Civil Rights Presentation

On the 23rd of September, 2023, Our very own Griot Intern Michaiah Augustine presented her ongoing 4-year project on Civil Rights, where she digitized the archives to make it more reader-friendly. She transferred data from the old website to a new website, as she added her own niche into it, for example, adding tributes of people who are prominent but not too many people know that they visited Bucknell, like Jackie Robinson, in comparison to Martin Luther King Jr and the focus around him during Black History Month. 

She opened the discussion by introducing herself and discussing her struggles and successes. She also stressed the importance of her project. Since black stories have a history of being ignored, she wants to provide an avenue where black students in Bucknell can see themselves through history and even be part of this history. The project works hand in hand with the Griot Institute storytelling project, which gives context to most of the civil rights project by documenting the everyday school life of black students, alumni, faculty, staff, and the neighborhood. She gave three main timelines for activism and protest: 1960, after the burning of a church cross by Phi Lambda Theta; 1961, when 500 hundred Bucknell students protested against the tavern downtown, which is now discontinued; and the 2023 sit-in protest between the BSU(Black Student Union) and BSG(Bucknell Student Government). With all that background information, Michaiah expressed that she believed the university was more united than it is now.

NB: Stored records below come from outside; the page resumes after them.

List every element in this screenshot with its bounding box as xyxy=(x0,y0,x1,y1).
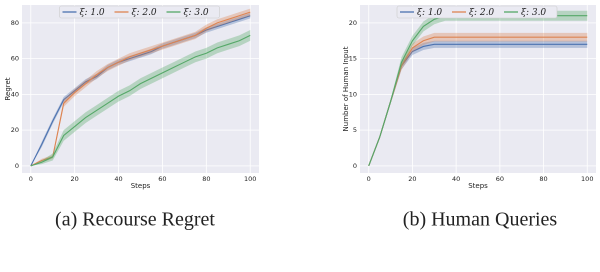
caption: (b) Human Queries xyxy=(403,209,558,231)
plot-area xyxy=(360,5,596,173)
y-tick-label: 0 xyxy=(353,162,357,170)
x-tick-label: 100 xyxy=(244,175,256,183)
x-tick-label: 80 xyxy=(202,175,210,183)
legend-label: ξ: 2.0 xyxy=(469,8,494,18)
x-tick-label: 60 xyxy=(496,175,504,183)
plot-area xyxy=(22,5,259,173)
legend xyxy=(59,5,220,19)
series-line xyxy=(30,11,251,167)
legend-label: ξ: 1.0 xyxy=(417,8,442,18)
y-tick-label: 20 xyxy=(11,126,19,134)
y-tick-label: 20 xyxy=(349,19,357,27)
series-line xyxy=(30,15,251,167)
x-axis-label: Steps xyxy=(468,182,488,190)
y-tick-label: 60 xyxy=(11,55,19,63)
y-axis-label: Number of Human Input xyxy=(342,46,350,131)
y-axis-label: Regret xyxy=(4,77,12,100)
y-tick-label: 15 xyxy=(349,55,357,63)
legend xyxy=(396,5,558,19)
y-tick-label: 5 xyxy=(353,126,357,134)
x-tick-label: 20 xyxy=(71,175,79,183)
y-tick-label: 40 xyxy=(11,90,19,98)
y-tick-label: 10 xyxy=(349,90,357,98)
legend-label: ξ: 3.0 xyxy=(521,8,546,18)
x-tick-label: 20 xyxy=(408,175,416,183)
error-band xyxy=(30,30,251,166)
x-axis-label: Steps xyxy=(131,182,151,190)
error-band xyxy=(30,13,251,166)
x-tick-label: 0 xyxy=(367,175,371,183)
x-tick-label: 40 xyxy=(114,175,122,183)
y-tick-label: 80 xyxy=(11,19,19,27)
x-tick-label: 0 xyxy=(29,175,33,183)
x-tick-label: 100 xyxy=(581,175,593,183)
x-tick-label: 60 xyxy=(158,175,166,183)
x-tick-label: 40 xyxy=(452,175,460,183)
legend-label: ξ: 2.0 xyxy=(132,8,157,18)
legend-label: ξ: 1.0 xyxy=(80,8,105,18)
series-line xyxy=(368,43,588,167)
caption: (a) Recourse Regret xyxy=(55,209,215,231)
series-line xyxy=(30,34,251,167)
legend-label: ξ: 3.0 xyxy=(184,8,209,18)
y-tick-label: 0 xyxy=(15,162,19,170)
x-tick-label: 80 xyxy=(539,175,547,183)
series-line xyxy=(368,36,588,167)
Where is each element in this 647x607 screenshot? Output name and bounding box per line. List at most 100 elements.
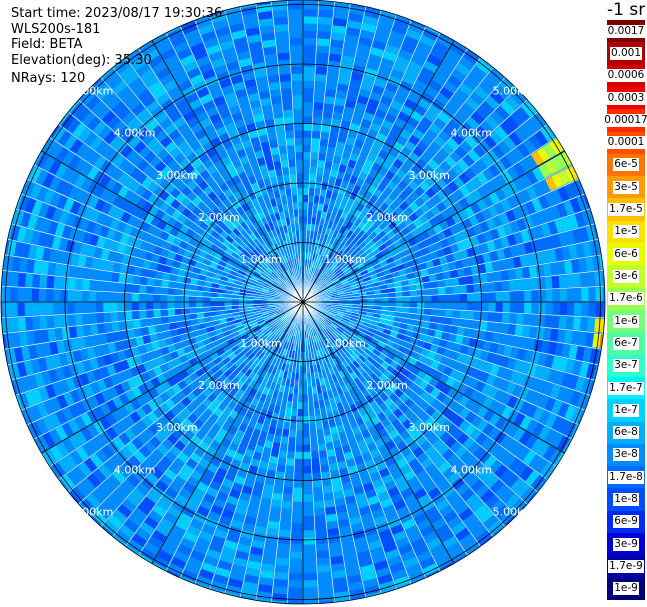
range-bin — [123, 460, 136, 474]
range-bin — [264, 395, 272, 404]
range-bin — [262, 346, 270, 354]
range-bin — [430, 388, 441, 399]
range-bin — [378, 352, 387, 361]
range-bin — [319, 273, 326, 280]
range-bin — [167, 506, 181, 518]
range-bin — [495, 174, 507, 188]
range-bin — [416, 452, 429, 464]
range-bin — [319, 283, 326, 289]
range-bin — [414, 386, 424, 396]
range-bin — [231, 385, 240, 395]
range-bin — [203, 307, 211, 313]
range-bin — [374, 330, 383, 337]
range-bin — [447, 388, 458, 399]
range-bin — [261, 424, 270, 433]
range-bin — [309, 343, 314, 352]
range-bin — [544, 429, 558, 444]
range-bin — [341, 210, 349, 220]
range-bin — [147, 399, 159, 411]
range-bin — [288, 386, 294, 395]
range-bin — [288, 580, 303, 588]
range-bin — [263, 314, 271, 320]
range-bin — [372, 84, 385, 96]
range-bin — [242, 347, 250, 355]
range-bin — [317, 317, 324, 324]
range-bin — [316, 364, 322, 372]
range-bin — [503, 345, 513, 357]
range-bin — [345, 338, 353, 345]
range-bin — [319, 457, 329, 466]
range-bin — [179, 435, 191, 446]
range-bin — [432, 438, 444, 451]
range-bin — [237, 328, 246, 335]
range-bin — [442, 485, 456, 498]
range-bin — [293, 487, 303, 495]
range-bin — [380, 497, 393, 509]
range-bin — [60, 277, 69, 289]
range-bin — [314, 342, 319, 351]
range-bin — [287, 312, 294, 318]
range-bin — [288, 350, 293, 358]
range-bin — [323, 427, 331, 436]
range-bin — [253, 327, 261, 333]
range-bin — [276, 321, 283, 328]
range-bin — [372, 40, 387, 51]
range-bin — [358, 407, 367, 417]
range-bin — [295, 451, 303, 460]
range-bin — [454, 146, 467, 159]
range-bin — [512, 256, 522, 268]
range-bin — [313, 246, 318, 254]
range-bin — [276, 464, 286, 473]
range-bin — [146, 277, 155, 286]
range-bin — [184, 429, 195, 441]
range-bin — [311, 321, 316, 329]
range-bin — [199, 499, 213, 511]
range-bin — [272, 492, 283, 501]
range-bin — [82, 313, 90, 325]
range-bin — [496, 366, 507, 379]
range-bin — [196, 307, 204, 313]
range-bin — [463, 51, 479, 65]
range-bin — [337, 511, 349, 521]
range-bin — [340, 244, 348, 252]
range-bin — [365, 367, 374, 377]
range-bin — [225, 471, 236, 482]
range-bin — [322, 322, 329, 329]
range-bin — [568, 214, 579, 230]
range-bin — [370, 204, 380, 213]
range-bin — [369, 255, 378, 263]
range-bin — [274, 383, 281, 392]
range-bin — [521, 266, 531, 279]
range-bin — [248, 553, 262, 563]
range-bin — [464, 167, 476, 180]
ray-separator — [165, 301, 304, 572]
range-bin — [244, 349, 253, 358]
range-bin — [320, 406, 327, 415]
range-bin — [398, 328, 407, 335]
range-bin — [323, 234, 329, 242]
range-bin — [374, 302, 382, 306]
range-bin — [332, 111, 343, 121]
range-bin — [404, 452, 416, 464]
range-bin — [473, 283, 482, 293]
ray-separator — [302, 111, 538, 303]
range-bin — [495, 188, 507, 201]
range-bin — [206, 548, 221, 560]
range-bin — [373, 290, 382, 295]
range-bin — [534, 365, 545, 379]
range-bin — [572, 360, 583, 376]
range-bin — [441, 209, 452, 220]
range-bin — [260, 570, 274, 579]
range-bin — [568, 345, 578, 360]
range-bin — [219, 484, 231, 496]
range-bin — [287, 320, 293, 327]
range-bin — [282, 392, 289, 401]
range-bin — [297, 401, 303, 410]
range-bin — [345, 306, 353, 310]
range-bin — [263, 483, 274, 493]
range-bin — [275, 308, 283, 313]
range-bin — [168, 315, 176, 323]
range-bin — [290, 422, 297, 431]
range-bin — [346, 249, 354, 257]
range-bin — [418, 262, 427, 271]
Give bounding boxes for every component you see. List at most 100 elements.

In the audience was an alumnus, Frank Wood, who was part of the Phi Lambda Theta and gave his account of the time in the 60s. There was also some light shared by the audience on the 1986/87 demand letter that was cross-parallel to the demand letter of BSU in the spring of 2023. Vernice Edgehill Walden gave an account of the civil rights atmosphere of her time (the 80s) and showed that it is still the same fight being fought in a span of 40 years.